L’open source a scuola

Il ministro della pubblica amministrazione ed innovazione, Renato Brunetta, ha annunciato la partenza di due progetti pilota in due scuole di Roma, per provare l’utilizzo di software open source nella didattica.
I due progetti saranno svolti presso la Scuola Pubblica Elementare 154 e presso l’Istituto Tecnico Industriale Statale “Enrico Fermi”.
Lo scopo del progetto è quello di incoraggiare le scuole verso l’utilizzo di strumenti open source; inoltre è interessante notare come il progetto dovrebbe portare all’uso di software collaborativo open source all’interno delle scuole pubbliche.
Per rendere meno traumatico il passaggio a questi nuovi strumenti, le due scuole avranno l’assistenza del Centro per le Applicazioni della Televisione e delle Tecniche di Istruzione a Distanza (Cattid), dell’Università La Sapienza, che si occuperà della creazione di manuali e linee guida.
Il Cattid aiuterà anche a trovare le migliori soluzioni IT per l’istruzione, grazie alla sua esperienza nell’apprendimento elettronico a distanza.

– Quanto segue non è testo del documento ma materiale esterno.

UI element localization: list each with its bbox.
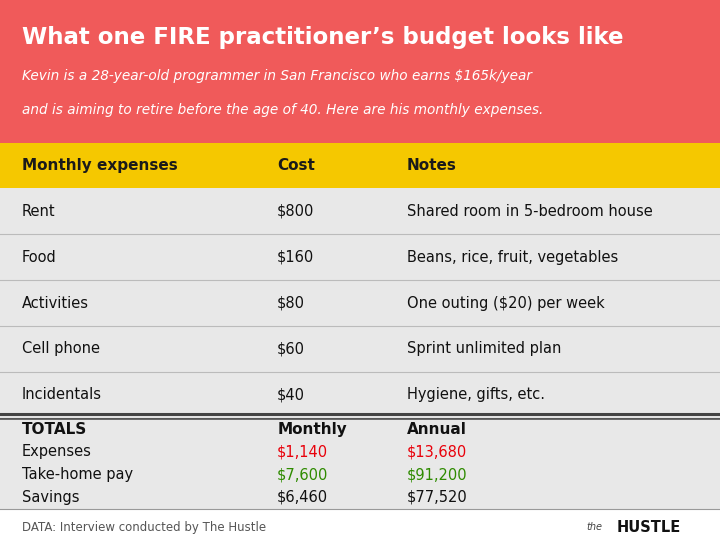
Text: $91,200: $91,200 bbox=[407, 467, 467, 482]
Bar bbox=[0, 509, 720, 546]
Text: Activities: Activities bbox=[22, 295, 89, 311]
Text: Food: Food bbox=[22, 250, 56, 265]
Bar bbox=[0, 188, 720, 418]
Text: Rent: Rent bbox=[22, 204, 55, 219]
Text: Shared room in 5-bedroom house: Shared room in 5-bedroom house bbox=[407, 204, 652, 219]
Text: $800: $800 bbox=[277, 204, 315, 219]
Text: Incidentals: Incidentals bbox=[22, 387, 102, 402]
Text: $60: $60 bbox=[277, 341, 305, 357]
Text: $13,680: $13,680 bbox=[407, 444, 467, 459]
Text: Cell phone: Cell phone bbox=[22, 341, 99, 357]
Text: Sprint unlimited plan: Sprint unlimited plan bbox=[407, 341, 561, 357]
Text: DATA: Interview conducted by The Hustle: DATA: Interview conducted by The Hustle bbox=[22, 521, 266, 534]
Text: Monthly expenses: Monthly expenses bbox=[22, 158, 177, 173]
Bar bbox=[0, 143, 720, 188]
Text: $1,140: $1,140 bbox=[277, 444, 328, 459]
Text: Kevin is a 28-year-old programmer in San Francisco who earns $165k/year: Kevin is a 28-year-old programmer in San… bbox=[22, 69, 531, 82]
Text: the: the bbox=[587, 523, 603, 532]
Text: and is aiming to retire before the age of 40. Here are his monthly expenses.: and is aiming to retire before the age o… bbox=[22, 103, 543, 117]
Text: Notes: Notes bbox=[407, 158, 456, 173]
Text: $77,520: $77,520 bbox=[407, 490, 467, 505]
Text: TOTALS: TOTALS bbox=[22, 422, 87, 437]
Text: $40: $40 bbox=[277, 387, 305, 402]
Text: $160: $160 bbox=[277, 250, 315, 265]
Text: What one FIRE practitioner’s budget looks like: What one FIRE practitioner’s budget look… bbox=[22, 26, 623, 49]
Text: Expenses: Expenses bbox=[22, 444, 91, 459]
Text: $80: $80 bbox=[277, 295, 305, 311]
Text: Take-home pay: Take-home pay bbox=[22, 467, 132, 482]
Text: Beans, rice, fruit, vegetables: Beans, rice, fruit, vegetables bbox=[407, 250, 618, 265]
Bar bbox=[0, 418, 720, 509]
Text: Monthly: Monthly bbox=[277, 422, 347, 437]
Text: $6,460: $6,460 bbox=[277, 490, 328, 505]
Text: HUSTLE: HUSTLE bbox=[616, 520, 680, 535]
Text: Cost: Cost bbox=[277, 158, 315, 173]
Text: Savings: Savings bbox=[22, 490, 79, 505]
Text: One outing ($20) per week: One outing ($20) per week bbox=[407, 295, 605, 311]
Text: Annual: Annual bbox=[407, 422, 467, 437]
Text: Hygiene, gifts, etc.: Hygiene, gifts, etc. bbox=[407, 387, 545, 402]
Text: $7,600: $7,600 bbox=[277, 467, 328, 482]
Bar bbox=[0, 0, 720, 143]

Il ministro, inoltre, vorrebbe aumentare l’interoperabilità dei documenti nelle pubbliche amministrazioni, per questo partirà al più presto un progetto pilota presso la pubblica amministrazione della provincia di Vicenza, che migrerà verso la suite per ufficio StarOffice di proprietà della Sun Microsystem, suite open source basata su OpenOffice.
Sun Microsystem si occuperà anche dei corsi di formazione e del supporto tecnico.
I due progetti fanno parte del protocollo d’intesa per l’informatizzazione open source della didattica e degli uffici pubblici che Brunetta ha firmato con Sun Microsystems, il 23 giugno scorso.